Scaling of the database tier usually follows a slightly different protocol from scaling of the application tier, but is still fairly straightforward.
A first step in database scaling is typically just the provisioning of better hardware. With fully managed solutions like Amazon RDS or DigitalOcean’s Managed Databases this can be managed through a simple web interface. A degree of further horizontal scalability can also be achieved (barring extremely write-heavy workloads) with Read Replicas, which, as of framework version 6, Rails now includes native support for.
Ops
Because most Ruby on Rails deployments have a relatively uniform shape, with relatively uniform dependencies, there is now a broad ecosystem of high-level tools for managing Rails applications in production.

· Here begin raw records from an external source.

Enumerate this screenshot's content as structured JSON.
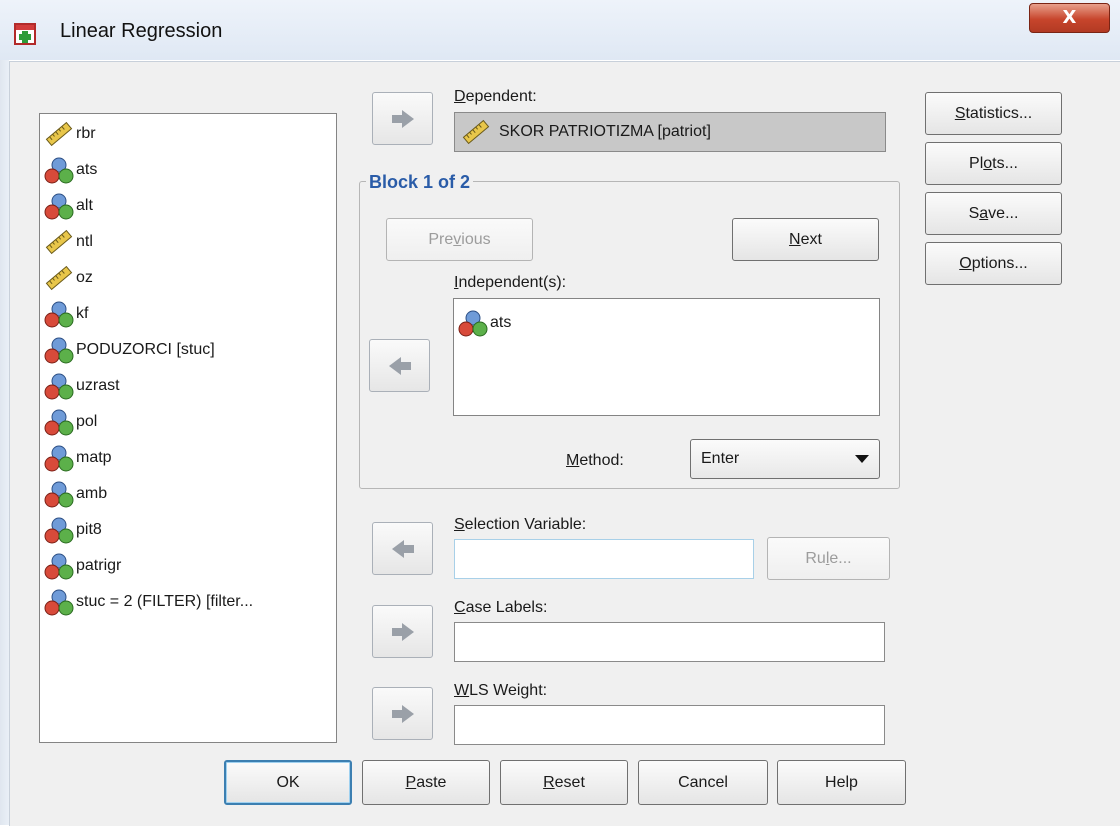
{
  "window": {
    "title": "Linear Regression",
    "close_label": "X"
  },
  "variables": [
    {
      "label": "rbr",
      "icon": "scale-ruler-icon"
    },
    {
      "label": "ats",
      "icon": "nominal-balls-icon"
    },
    {
      "label": "alt",
      "icon": "nominal-balls-icon"
    },
    {
      "label": "ntl",
      "icon": "scale-ruler-icon"
    },
    {
      "label": "oz",
      "icon": "scale-ruler-icon"
    },
    {
      "label": "kf",
      "icon": "nominal-balls-icon"
    },
    {
      "label": "PODUZORCI [stuc]",
      "icon": "nominal-balls-icon"
    },
    {
      "label": "uzrast",
      "icon": "nominal-balls-icon"
    },
    {
      "label": "pol",
      "icon": "nominal-balls-icon"
    },
    {
      "label": "matp",
      "icon": "nominal-balls-icon"
    },
    {
      "label": "amb",
      "icon": "nominal-balls-icon"
    },
    {
      "label": "pit8",
      "icon": "nominal-balls-icon"
    },
    {
      "label": "patrigr",
      "icon": "nominal-balls-icon"
    },
    {
      "label": "stuc = 2 (FILTER) [filter...",
      "icon": "nominal-balls-icon"
    }
  ],
  "dependent": {
    "label_pre": "",
    "label_key": "D",
    "label_post": "ependent:",
    "value": "SKOR PATRIOTIZMA [patriot]"
  },
  "block": {
    "title": "Block 1 of 2",
    "previous_pre": "Pre",
    "previous_key": "v",
    "previous_post": "ious",
    "next_pre": "",
    "next_key": "N",
    "next_post": "ext"
  },
  "independents": {
    "label_pre": "",
    "label_key": "I",
    "label_post": "ndependent(s):",
    "items": [
      {
        "label": "ats",
        "icon": "nominal-balls-icon"
      }
    ]
  },
  "method": {
    "label_pre": "",
    "label_key": "M",
    "label_post": "ethod:",
    "value": "Enter"
  },
  "selection": {
    "label_pre": "",
    "label_key": "S",
    "label_post": "election Variable:",
    "rule_pre": "Ru",
    "rule_key": "l",
    "rule_post": "e..."
  },
  "case_labels": {
    "label_pre": "",
    "label_key": "C",
    "label_post": "ase Labels:"
  },
  "wls": {
    "label_pre": "",
    "label_key": "W",
    "label_post": "LS Weight:"
  },
  "side_buttons": [
    {
      "pre": "",
      "key": "S",
      "post": "tatistics..."
    },
    {
      "pre": "Pl",
      "key": "o",
      "post": "ts..."
    },
    {
      "pre": "S",
      "key": "a",
      "post": "ve..."
    },
    {
      "pre": "",
      "key": "O",
      "post": "ptions..."
    }
  ],
  "bottom_buttons": [
    {
      "pre": "OK",
      "key": "",
      "post": ""
    },
    {
      "pre": "",
      "key": "P",
      "post": "aste"
    },
    {
      "pre": "",
      "key": "R",
      "post": "eset"
    },
    {
      "pre": "Cancel",
      "key": "",
      "post": ""
    },
    {
      "pre": "Help",
      "key": "",
      "post": ""
    }
  ],
  "colors": {
    "block_title": "#2a5ca8",
    "close_button": "#c7452c",
    "dialog_bg": "#f0f0f0"
  }
}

One that I continue to recommend, and that I have found to be constantly improving over the 4 years or so that I have been using it, is Cloud66. Cloud66 offers a Platform as a Service-like (PaaS) experience with hardware of your choosing. This means that it assumes responsibility for provisioning all of your resources, firewalling them appropriately (i.e. behind a bastion server), managing access for your team members (ssh, etc.), managing logs, deployment, scheduled jobs and more. Cloud66 will technically allow you work with servers at any provider (so long as you install a Cloud66 daemon on the machines), but deep integration with the most popular cloud providers (AWS, DigitalOcean, Linode, Google Cloud, Azure) means that you get a particularly seamless experience when working with those.

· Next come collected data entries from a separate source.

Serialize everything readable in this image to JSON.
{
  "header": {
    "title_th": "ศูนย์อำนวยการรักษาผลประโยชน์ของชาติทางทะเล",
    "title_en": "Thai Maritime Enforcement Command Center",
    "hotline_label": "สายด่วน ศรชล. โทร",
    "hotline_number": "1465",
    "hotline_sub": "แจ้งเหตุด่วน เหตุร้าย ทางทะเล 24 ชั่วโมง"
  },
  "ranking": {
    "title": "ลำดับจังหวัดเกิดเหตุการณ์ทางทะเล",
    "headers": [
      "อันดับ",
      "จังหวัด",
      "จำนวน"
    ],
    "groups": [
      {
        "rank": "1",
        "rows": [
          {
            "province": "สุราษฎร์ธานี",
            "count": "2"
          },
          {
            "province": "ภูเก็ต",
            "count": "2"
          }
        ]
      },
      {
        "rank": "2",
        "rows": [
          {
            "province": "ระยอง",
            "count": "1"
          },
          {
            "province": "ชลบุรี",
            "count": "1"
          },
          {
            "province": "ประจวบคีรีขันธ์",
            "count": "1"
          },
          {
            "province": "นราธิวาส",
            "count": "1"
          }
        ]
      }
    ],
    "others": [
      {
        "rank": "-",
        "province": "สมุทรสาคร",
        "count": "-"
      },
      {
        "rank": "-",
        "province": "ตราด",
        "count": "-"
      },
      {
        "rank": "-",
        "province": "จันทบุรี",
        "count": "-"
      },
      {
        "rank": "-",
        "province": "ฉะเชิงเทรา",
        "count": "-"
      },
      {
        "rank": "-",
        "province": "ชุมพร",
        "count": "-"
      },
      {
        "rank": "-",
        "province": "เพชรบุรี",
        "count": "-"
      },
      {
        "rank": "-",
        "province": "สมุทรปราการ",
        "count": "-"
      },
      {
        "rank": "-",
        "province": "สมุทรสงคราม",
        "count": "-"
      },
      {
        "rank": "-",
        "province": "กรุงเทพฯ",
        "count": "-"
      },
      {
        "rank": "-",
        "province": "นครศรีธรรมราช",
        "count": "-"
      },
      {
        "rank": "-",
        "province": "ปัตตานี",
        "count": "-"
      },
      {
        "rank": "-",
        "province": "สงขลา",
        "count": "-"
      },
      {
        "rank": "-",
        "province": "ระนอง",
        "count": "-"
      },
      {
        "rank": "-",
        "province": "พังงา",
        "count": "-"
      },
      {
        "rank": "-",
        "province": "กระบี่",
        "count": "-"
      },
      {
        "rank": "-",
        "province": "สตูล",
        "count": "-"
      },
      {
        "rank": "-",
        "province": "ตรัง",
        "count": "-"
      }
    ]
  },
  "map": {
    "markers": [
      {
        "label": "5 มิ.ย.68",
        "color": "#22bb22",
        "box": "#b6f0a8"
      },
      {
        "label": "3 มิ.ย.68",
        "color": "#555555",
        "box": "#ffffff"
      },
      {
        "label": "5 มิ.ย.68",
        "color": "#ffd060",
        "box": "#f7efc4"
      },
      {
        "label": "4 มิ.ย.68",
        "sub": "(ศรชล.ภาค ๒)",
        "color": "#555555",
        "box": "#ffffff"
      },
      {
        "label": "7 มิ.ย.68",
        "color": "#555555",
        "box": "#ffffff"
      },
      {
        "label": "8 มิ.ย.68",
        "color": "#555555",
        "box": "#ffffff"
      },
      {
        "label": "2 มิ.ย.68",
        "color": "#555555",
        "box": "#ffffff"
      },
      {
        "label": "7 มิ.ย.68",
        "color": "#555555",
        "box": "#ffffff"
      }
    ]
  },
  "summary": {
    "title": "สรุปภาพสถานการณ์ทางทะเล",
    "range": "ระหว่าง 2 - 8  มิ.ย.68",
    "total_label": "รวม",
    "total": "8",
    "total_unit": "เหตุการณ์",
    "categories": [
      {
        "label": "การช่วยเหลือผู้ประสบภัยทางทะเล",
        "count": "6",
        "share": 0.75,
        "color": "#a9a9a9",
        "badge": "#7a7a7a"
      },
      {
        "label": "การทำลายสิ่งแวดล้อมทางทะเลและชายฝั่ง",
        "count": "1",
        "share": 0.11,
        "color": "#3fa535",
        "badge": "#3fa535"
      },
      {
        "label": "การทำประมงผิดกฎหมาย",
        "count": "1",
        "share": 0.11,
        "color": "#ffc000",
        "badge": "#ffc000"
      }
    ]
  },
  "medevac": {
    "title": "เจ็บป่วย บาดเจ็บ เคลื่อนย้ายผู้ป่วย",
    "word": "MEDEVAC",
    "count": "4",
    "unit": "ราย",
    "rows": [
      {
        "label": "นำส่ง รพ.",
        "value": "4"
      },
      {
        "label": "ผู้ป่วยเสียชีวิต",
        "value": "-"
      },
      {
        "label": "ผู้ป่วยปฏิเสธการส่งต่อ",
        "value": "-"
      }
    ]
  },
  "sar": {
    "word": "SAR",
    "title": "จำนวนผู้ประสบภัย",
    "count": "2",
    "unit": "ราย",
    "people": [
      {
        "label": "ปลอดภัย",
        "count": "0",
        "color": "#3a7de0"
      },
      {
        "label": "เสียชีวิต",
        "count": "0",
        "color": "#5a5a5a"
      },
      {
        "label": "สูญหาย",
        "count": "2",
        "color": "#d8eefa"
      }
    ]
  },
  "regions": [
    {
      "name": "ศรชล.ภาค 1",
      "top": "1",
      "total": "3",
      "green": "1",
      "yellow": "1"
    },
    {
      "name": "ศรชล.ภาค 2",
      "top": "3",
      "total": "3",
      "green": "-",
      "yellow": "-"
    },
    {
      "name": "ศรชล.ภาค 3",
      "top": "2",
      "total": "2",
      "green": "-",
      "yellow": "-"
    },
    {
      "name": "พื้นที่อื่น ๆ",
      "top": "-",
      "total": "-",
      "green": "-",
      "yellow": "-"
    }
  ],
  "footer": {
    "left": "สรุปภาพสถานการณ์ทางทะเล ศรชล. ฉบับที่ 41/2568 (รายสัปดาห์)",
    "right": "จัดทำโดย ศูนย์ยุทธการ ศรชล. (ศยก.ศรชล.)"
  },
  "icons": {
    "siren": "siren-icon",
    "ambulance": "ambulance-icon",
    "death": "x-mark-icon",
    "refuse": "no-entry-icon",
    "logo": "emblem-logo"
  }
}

Logic optimizations and caching
Rails is, today, a highly mature framework. The course of its development has been shaped by a characteristic, ruthless pragmatism that I still to this day haven’t seen to the same extent in any other framework.
Many of Rails’ more pragmatic innovations concern application-level caching to reduce database hits and content rendering and consequently lower response times. One of the central and caching faculties of Rails is key-based fragment caching with template digests – an innovation that still, many years later, does not exist in quite the same form in any other popular framework that I am aware of.

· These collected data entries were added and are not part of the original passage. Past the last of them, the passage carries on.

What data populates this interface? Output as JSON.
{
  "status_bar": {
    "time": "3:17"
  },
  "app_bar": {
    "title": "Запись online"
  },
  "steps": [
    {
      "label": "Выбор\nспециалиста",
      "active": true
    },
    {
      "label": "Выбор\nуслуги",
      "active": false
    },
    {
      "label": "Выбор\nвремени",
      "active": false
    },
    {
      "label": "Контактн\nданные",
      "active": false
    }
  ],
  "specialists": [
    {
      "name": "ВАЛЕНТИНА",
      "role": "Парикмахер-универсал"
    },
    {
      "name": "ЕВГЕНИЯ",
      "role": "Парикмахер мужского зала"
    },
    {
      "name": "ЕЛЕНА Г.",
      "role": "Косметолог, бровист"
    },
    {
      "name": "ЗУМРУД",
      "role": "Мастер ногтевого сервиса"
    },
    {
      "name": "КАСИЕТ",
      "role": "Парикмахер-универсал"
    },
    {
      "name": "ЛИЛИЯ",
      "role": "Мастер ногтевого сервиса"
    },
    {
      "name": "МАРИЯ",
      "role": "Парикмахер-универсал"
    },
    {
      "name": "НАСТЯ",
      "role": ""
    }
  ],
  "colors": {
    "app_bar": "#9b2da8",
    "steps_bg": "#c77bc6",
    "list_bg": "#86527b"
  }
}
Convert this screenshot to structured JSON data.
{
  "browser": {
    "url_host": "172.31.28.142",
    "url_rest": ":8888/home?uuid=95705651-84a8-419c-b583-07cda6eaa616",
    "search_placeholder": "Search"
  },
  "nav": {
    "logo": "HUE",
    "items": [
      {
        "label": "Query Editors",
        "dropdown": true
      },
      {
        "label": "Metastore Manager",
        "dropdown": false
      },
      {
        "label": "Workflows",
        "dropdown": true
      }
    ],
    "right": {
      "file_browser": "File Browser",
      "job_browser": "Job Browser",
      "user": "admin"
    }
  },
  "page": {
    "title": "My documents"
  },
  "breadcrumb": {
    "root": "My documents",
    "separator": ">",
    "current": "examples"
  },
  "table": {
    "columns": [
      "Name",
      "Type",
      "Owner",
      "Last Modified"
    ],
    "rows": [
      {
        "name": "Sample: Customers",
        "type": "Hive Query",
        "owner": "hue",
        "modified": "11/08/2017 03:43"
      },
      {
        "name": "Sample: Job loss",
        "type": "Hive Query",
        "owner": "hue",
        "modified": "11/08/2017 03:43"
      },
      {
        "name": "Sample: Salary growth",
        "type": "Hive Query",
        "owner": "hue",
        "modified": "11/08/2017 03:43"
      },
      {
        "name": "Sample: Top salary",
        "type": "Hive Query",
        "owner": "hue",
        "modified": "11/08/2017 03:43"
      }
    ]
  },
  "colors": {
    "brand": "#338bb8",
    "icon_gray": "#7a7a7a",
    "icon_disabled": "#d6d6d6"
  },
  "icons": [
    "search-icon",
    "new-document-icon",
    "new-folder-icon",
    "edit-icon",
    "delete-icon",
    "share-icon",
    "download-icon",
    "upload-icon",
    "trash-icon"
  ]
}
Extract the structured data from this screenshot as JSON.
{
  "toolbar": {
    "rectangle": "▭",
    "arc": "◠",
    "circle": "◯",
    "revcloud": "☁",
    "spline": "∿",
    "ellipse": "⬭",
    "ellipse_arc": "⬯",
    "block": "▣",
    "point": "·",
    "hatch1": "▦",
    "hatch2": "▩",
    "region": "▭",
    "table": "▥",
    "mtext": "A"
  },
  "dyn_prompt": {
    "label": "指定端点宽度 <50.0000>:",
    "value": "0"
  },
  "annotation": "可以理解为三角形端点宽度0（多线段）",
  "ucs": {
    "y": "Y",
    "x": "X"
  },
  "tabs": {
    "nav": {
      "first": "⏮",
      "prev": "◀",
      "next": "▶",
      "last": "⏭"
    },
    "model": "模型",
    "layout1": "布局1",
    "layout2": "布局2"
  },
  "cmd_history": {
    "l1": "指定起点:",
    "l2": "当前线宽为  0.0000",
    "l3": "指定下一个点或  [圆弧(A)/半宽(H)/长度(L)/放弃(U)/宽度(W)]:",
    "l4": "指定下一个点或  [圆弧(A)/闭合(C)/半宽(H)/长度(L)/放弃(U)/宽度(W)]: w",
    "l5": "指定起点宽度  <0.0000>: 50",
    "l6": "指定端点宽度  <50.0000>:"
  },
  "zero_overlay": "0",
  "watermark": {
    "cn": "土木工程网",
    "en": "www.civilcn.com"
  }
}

The essential point here is that the relatively low complexity surface area of Rails applications leaves the mental space for higher-leverage optimizations like straightforward and robust application-level caching in the places where it makes sense. This means that, while a framework like Phoenix (for the Elixir language running atop the Erlang VM) may offer faster code execution than Rails running atop a Ruby interpreter, in practice, many applications written in such a framework end up having poorer real-world request performance just because they will less broadly leverage higher-level optimizations like application-level caching to avoid unnecessary database hits.
Conclusion
Ruby on Rails, approaching a decade and a half of existence now, is something of an elder statesman among web frameworks. It is not, by default, always the framework that comes to mind when one thinks of scalability. However, such a substantial number of hugely popular, high traffic sites today run atop Rails, and this is no accident: Shopify, Github, Zendesk, Kickstarter, Couchsurfing, Fiverr and many, many more. I hope that this article was able to provide insight into how, in fact, there are very natural and proven paths to scaling with Rails, and that it may be a helpful resource when making framework/infrastructure decisions for yourself or your team.